GIGAMIND

Folder:
115 CFA
File:
115.090.01.03 Alternative Investments - Reading 50 - 3. Private equity

3. Private equity

d. describe hedge funds, private equity, real estate, commodities, infrastructure, and other alternative investments, including, as applicable, strategies, sub-categories, potential benefits and risks, fee structures, and due diligence;

e. describe, calculate, and interpret management and incentive fees and net-of-fees returns to hedge funds;

f. describe issues in valuing and calculating returns on hedge funds, private equity, real estate, commodities, and infrastructure;

What is the primary purpose of a private equity firm?
Private equity firms generally buy companies, repair them, enhance them, and sell them on.

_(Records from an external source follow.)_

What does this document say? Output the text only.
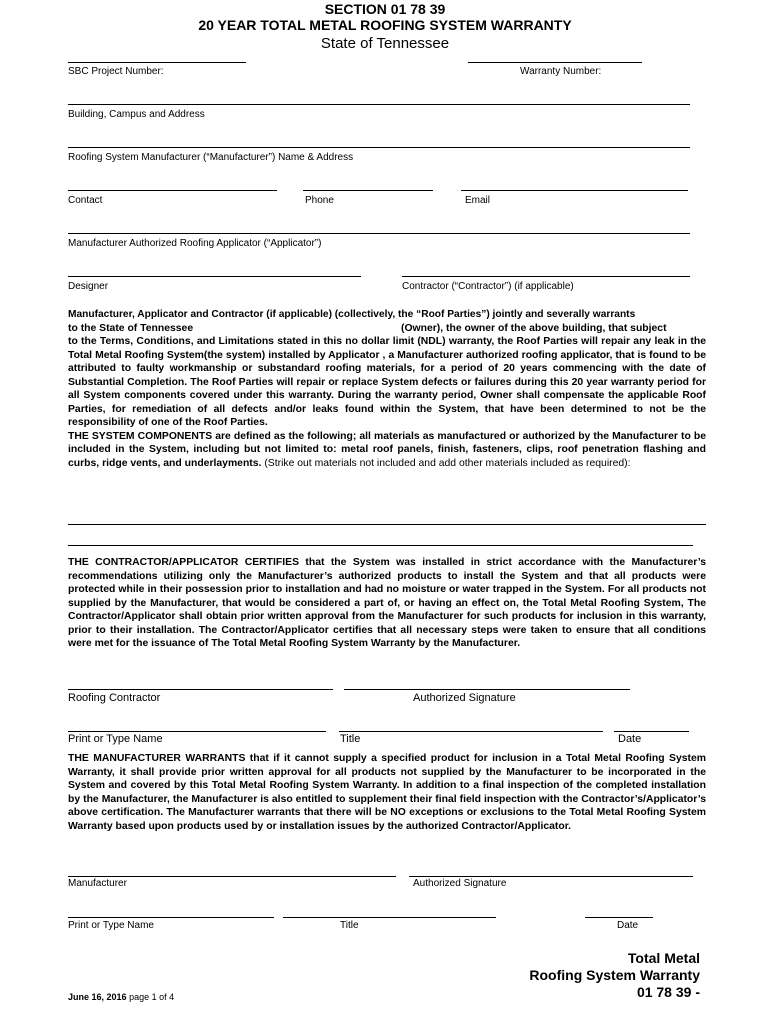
SECTION 01 78 39
20 YEAR TOTAL METAL ROOFING SYSTEM WARRANTY
State of Tennessee
SBC Project Number:	Warranty Number:
Building, Campus and Address
Roofing System Manufacturer (“Manufacturer”) Name & Address
Contact	Phone	Email
Manufacturer Authorized Roofing Applicator (“Applicator”)
Designer	Contractor (“Contractor”) (if applicable)
Manufacturer, Applicator and Contractor (if applicable) (collectively, the “Roof Parties”) jointly and severally warrants
to the State of Tennessee	(Owner), the owner of the above building, that subject
to the Terms, Conditions, and Limitations stated in this no dollar limit (NDL) warranty, the Roof Parties will repair any leak in the Total Metal Roofing System(the system) installed by Applicator , a Manufacturer authorized roofing applicator, that is found to be attributed to faulty workmanship or substandard roofing materials, for a period of 20 years commencing with the date of Substantial Completion. The Roof Parties will repair or replace System defects or failures during this 20 year warranty period for all System components covered under this warranty. During the warranty period, Owner shall compensate the applicable Roof Parties, for remediation of all defects and/or leaks found within the System, that have been determined to not be the responsibility of one of the Roof Parties.
THE SYSTEM COMPONENTS are defined as the following; all materials as manufactured or authorized by the Manufacturer to be included in the System, including but not limited to: metal roof panels, finish, fasteners, clips, roof penetration flashing and curbs, ridge vents, and underlayments. (Strike out materials not included and add other materials included as required):
THE CONTRACTOR/APPLICATOR CERTIFIES that the System was installed in strict accordance with the Manufacturer’s recommendations utilizing only the Manufacturer’s authorized products to install the System and that all products were protected while in their possession prior to installation and had no moisture or water trapped in the System. For all products not supplied by the Manufacturer, that would be considered a part of, or having an effect on, the Total Metal Roofing System, The Contractor/Applicator shall obtain prior written approval from the Manufacturer for such products for inclusion in this warranty, prior to their installation. The Contractor/Applicator certifies that all necessary steps were taken to ensure that all conditions were met for the issuance of The Total Metal Roofing System Warranty by the Manufacturer.
Roofing Contractor	Authorized Signature
Print or Type Name	Title	Date
THE MANUFACTURER WARRANTS that if it cannot supply a specified product for inclusion in a Total Metal Roofing System Warranty, it shall provide prior written approval for all products not supplied by the Manufacturer to be incorporated in the System and covered by this Total Metal Roofing System Warranty. In addition to a final inspection of the completed installation by the Manufacturer, the Manufacturer is also entitled to supplement their final field inspection with the Contractor’s/Applicator’s above certification. The Manufacturer warrants that there will be NO exceptions or exclusions to the Total Metal Roofing System Warranty based upon products used by or installation issues by the authorized Contractor/Applicator.
Manufacturer	Authorized Signature
Print or Type Name	Title	Date
June 16, 2016 page 1 of 4
Total Metal
Roofing System Warranty
01 78 39 -
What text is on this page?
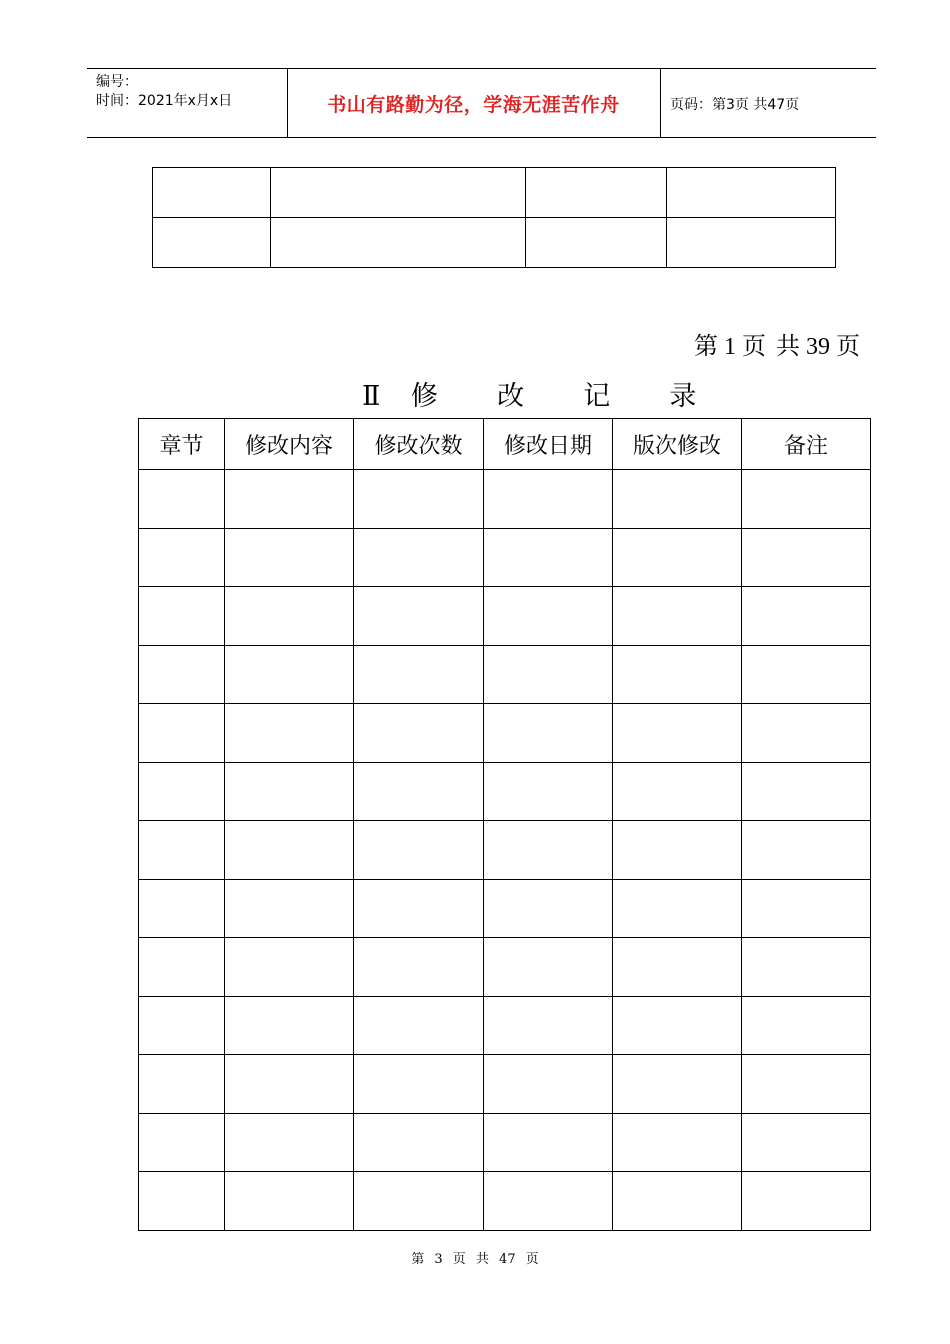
编号：
时间：2021年x月x日	书山有路勤为径，学海无涯苦作舟	页码：第3页 共47页

第 1 页 共 39 页
Ⅱ 修  改  记  录
章节	修改内容	修改次数	修改日期	版次修改	备注

第 3 页 共 47 页
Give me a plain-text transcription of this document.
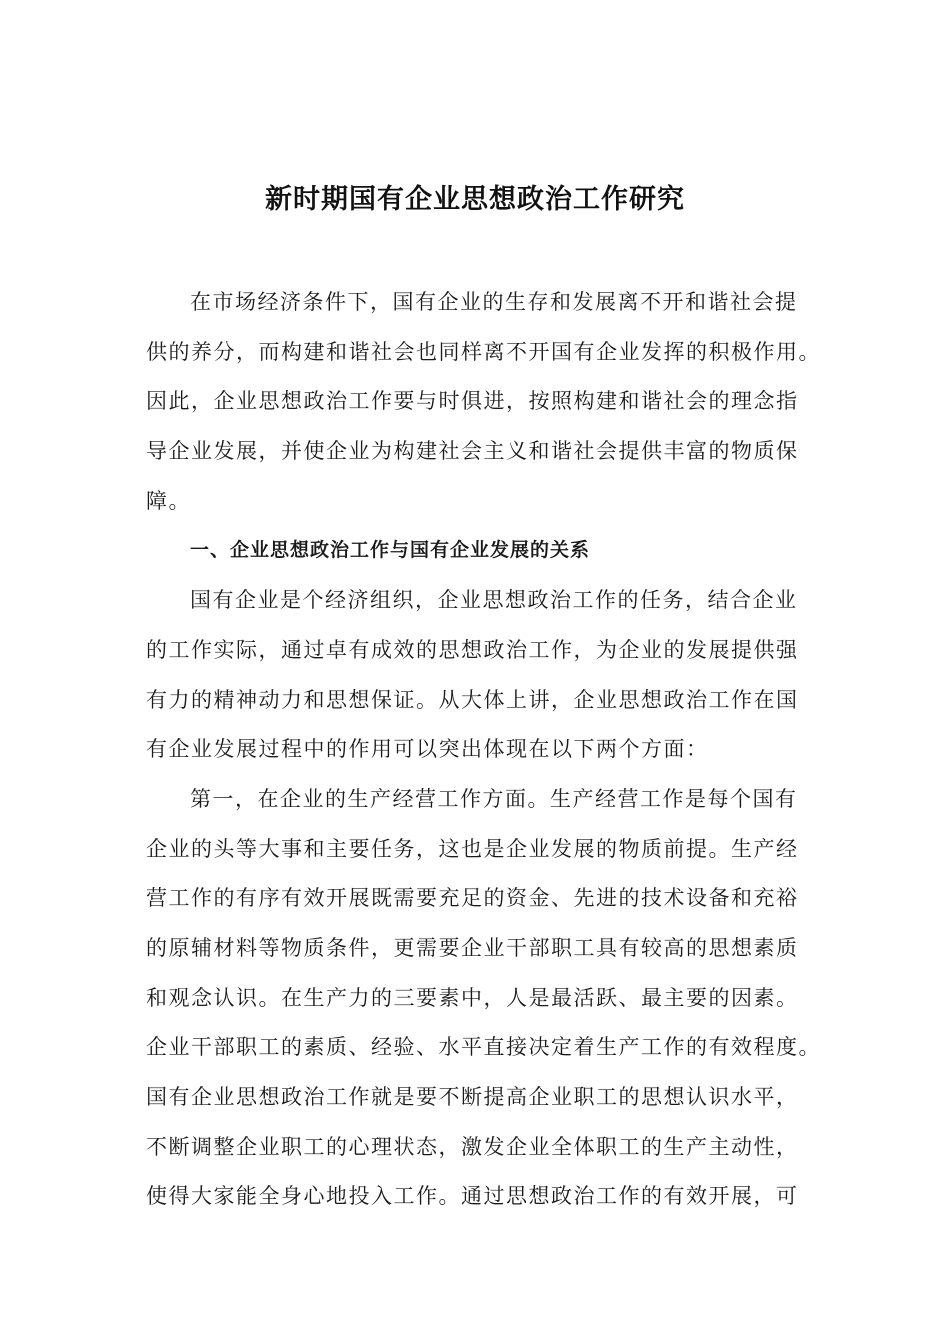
新时期国有企业思想政治工作研究
在市场经济条件下，国有企业的生存和发展离不开和谐社会提
供的养分，而构建和谐社会也同样离不开国有企业发挥的积极作用。
因此，企业思想政治工作要与时俱进，按照构建和谐社会的理念指
导企业发展，并使企业为构建社会主义和谐社会提供丰富的物质保
障。
一、企业思想政治工作与国有企业发展的关系
国有企业是个经济组织，企业思想政治工作的任务，结合企业
的工作实际，通过卓有成效的思想政治工作，为企业的发展提供强
有力的精神动力和思想保证。从大体上讲，企业思想政治工作在国
有企业发展过程中的作用可以突出体现在以下两个方面：
第一，在企业的生产经营工作方面。生产经营工作是每个国有
企业的头等大事和主要任务，这也是企业发展的物质前提。生产经
营工作的有序有效开展既需要充足的资金、先进的技术设备和充裕
的原辅材料等物质条件，更需要企业干部职工具有较高的思想素质
和观念认识。在生产力的三要素中，人是最活跃、最主要的因素。
企业干部职工的素质、经验、水平直接决定着生产工作的有效程度。
国有企业思想政治工作就是要不断提高企业职工的思想认识水平，
不断调整企业职工的心理状态，激发企业全体职工的生产主动性，
使得大家能全身心地投入工作。通过思想政治工作的有效开展，可
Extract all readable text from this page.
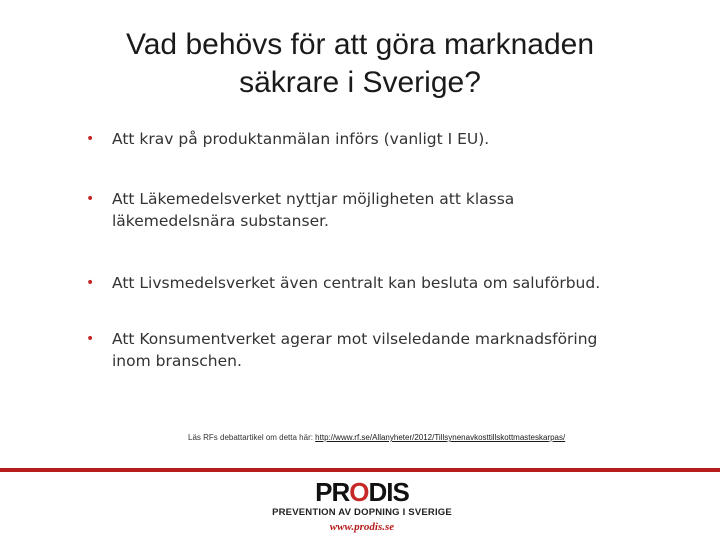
Vad behövs för att göra marknaden
säkrare i Sverige?
• Att krav på produktanmälan införs (vanligt I EU).
• Att Läkemedelsverket nyttjar möjligheten att klassa
läkemedelsnära substanser.
• Att Livsmedelsverket även centralt kan besluta om saluförbud.
• Att Konsumentverket agerar mot vilseledande marknadsföring
inom branschen.
Läs RFs debattartikel om detta här: http://www.rf.se/Allanyheter/2012/Tillsynenavkosttillskottmasteskarpas/
PRODIS
PREVENTION AV DOPNING I SVERIGE
www.prodis.se
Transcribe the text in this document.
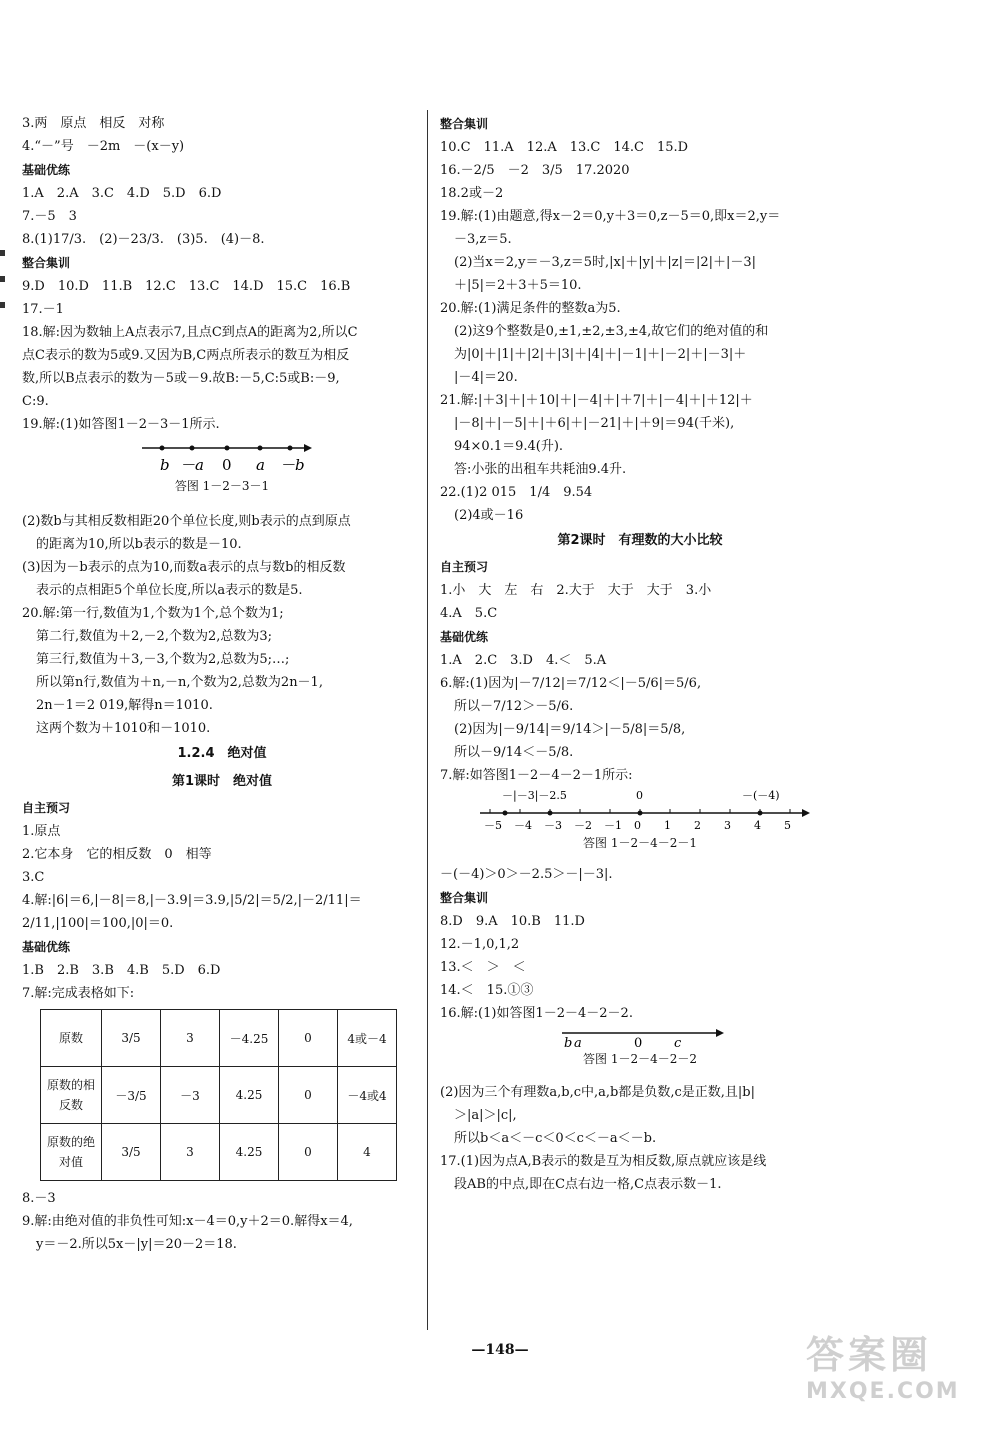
3.两　原点　相反　对称
4.“－”号　－2m　－(x－y)
基础优练
1.A　2.A　3.C　4.D　5.D　6.D
7.－5　3
8.(1)17/3.　(2)－23/3.　(3)5.　(4)－8.
整合集训
9.D　10.D　11.B　12.C　13.C　14.D　15.C　16.B
17.－1
18.解:因为数轴上A点表示7,且点C到点A的距离为2,所以C
点C表示的数为5或9.又因为B,C两点所表示的数互为相反
数,所以B点表示的数为－5或－9.故B:－5,C:5或B:－9,
C:9.
19.解:(1)如答图1－2－3－1所示.
b －a 0 a －b
答图 1－2－3－1
(2)数b与其相反数相距20个单位长度,则b表示的点到原点
的距离为10,所以b表示的数是－10.
(3)因为－b表示的点为10,而数a表示的点与数b的相反数
表示的点相距5个单位长度,所以a表示的数是5.
20.解:第一行,数值为1,个数为1个,总个数为1;
第二行,数值为＋2,－2,个数为2,总数为3;
第三行,数值为＋3,－3,个数为2,总数为5;…;
所以第n行,数值为＋n,－n,个数为2,总数为2n－1,
2n－1＝2 019,解得n＝1010.
这两个数为＋1010和－1010.
1.2.4　绝对值
第1课时　绝对值
自主预习
1.原点
2.它本身　它的相反数　0　相等
3.C
4.解:|6|＝6,|－8|＝8,|－3.9|＝3.9,|5/2|＝5/2,|－2/11|＝
2/11,|100|＝100,|0|＝0.
基础优练
1.B　2.B　3.B　4.B　5.D　6.D
7.解:完成表格如下:
原数	3/5	3	－4.25	0	4或－4
原数的相反数	－3/5	－3	4.25	0	－4或4
原数的绝对值	3/5	3	4.25	0	4
8.－3
9.解:由绝对值的非负性可知:x－4＝0,y＋2＝0.解得x＝4,
y＝－2.所以5x－|y|＝20－2＝18.
整合集训
10.C　11.A　12.A　13.C　14.C　15.D
16.－2/5　－2　3/5　17.2020
18.2或－2
19.解:(1)由题意,得x－2＝0,y＋3＝0,z－5＝0,即x＝2,y＝
－3,z＝5.
(2)当x＝2,y＝－3,z＝5时,|x|＋|y|＋|z|＝|2|＋|－3|
＋|5|＝2＋3＋5＝10.
20.解:(1)满足条件的整数a为5.
(2)这9个整数是0,±1,±2,±3,±4,故它们的绝对值的和
为|0|＋|1|＋|2|＋|3|＋|4|＋|－1|＋|－2|＋|－3|＋
|－4|＝20.
21.解:|＋3|＋|＋10|＋|－4|＋|＋7|＋|－4|＋|＋12|＋
|－8|＋|－5|＋|＋6|＋|－21|＋|＋9|＝94(千米),
94×0.1＝9.4(升).
答:小张的出租车共耗油9.4升.
22.(1)2 015　1/4　9.54
(2)4或－16
第2课时　有理数的大小比较
自主预习
1.小　大　左　右　2.大于　大于　大于　3.小
4.A　5.C
基础优练
1.A　2.C　3.D　4.＜　5.A
6.解:(1)因为|－7/12|＝7/12＜|－5/6|＝5/6,
所以－7/12＞－5/6.
(2)因为|－9/14|＝9/14＞|－5/8|＝5/8,
所以－9/14＜－5/8.
7.解:如答图1－2－4－2－1所示:
－|－3|－2.5	0	－(－4)
－5 －4 －3 －2 －1 0 1 2 3 4 5
答图 1－2－4－2－1
－(－4)＞0＞－2.5＞－|－3|.
整合集训
8.D　9.A　10.B　11.D
12.－1,0,1,2
13.＜　＞　＜
14.＜　15.①③
16.解:(1)如答图1－2－4－2－2.
b a	0 c
答图 1－2－4－2－2
(2)因为三个有理数a,b,c中,a,b都是负数,c是正数,且|b|
＞|a|＞|c|,
所以b＜a＜－c＜0＜c＜－a＜－b.
17.(1)因为点A,B表示的数是互为相反数,原点就应该是线
段AB的中点,即在C点右边一格,C点表示数－1.
—148—	答案圈
MXQE.COM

What is the traditional structure of a private equity firm?
A private equity firm is typically made up of limited partners (LPs) and one general partner (GP).

What role do LPs play in private equity?
LPs are the outside investors who provide the capital. They are called limited partners in the sense that their liability extends only to the capital they contribute.

What role do GPs play in private equity?
GPs are the professional investors who manage the private equity firm and deploy the pool of capital. They are responsible for all parts of the investment cycle including deal sourcing and origination, investment decision-making and transaction structuring, portfolio management (the act of overseeing the investments that they have made) and exit strategies.

What is the traditional management fee structure for private equity?
Generally, after the LPs have recovered 100% of their invested capital, the remaining proceeds are split between the LPs and the GP with 80% going to LPs and 20% to the GP.

What is a clawback provision?
The clawback provision gives the LPs the right to reclaim a portion of the GP's carried interest in the event that losses from later investments cause the GP to withhold too much carried interest.

What is the leveraged buyout (LBO) strategy?
The leveraged buyout (LBO) is a strategy of equity investment whereby a company is acquired from the current shareholders, typically with the use of financial leverage. A buyout fund seeks companies that are undervalued with high predictable cash flow, low leverage and operating inefficiencies. If it can improve the business, it can sell the company or its parts, or it can pay itself a nice dividend or pay down some company debt to deleverage.

What is a management buyout (MBO)?
In a management buyout (MBO), the current management team is involved in the acquisition.

What is Venture capital?
Venture capital is financing for privately held companies, typically in the form of equity and/or long-term debt. It becomes available when financing from banks and public debt or equity markets is either unavailable or inappropriate.

What is Development capital?
Development capital (minority equity investments) earns profits from funding business growth or restructuring.

What is Distressed investing in private equity?
A distressed opportunity typically arises when a company, unable to meet all its debts, files for Chapter 11 (reorganization) or Chapter 7 (liquidation) bankruptcy.

What are some common exit strategies for private equity acquisitions?
Common exit strategies include trade sale, IPO, recapitalization, secondary sales, and write off or liquidation.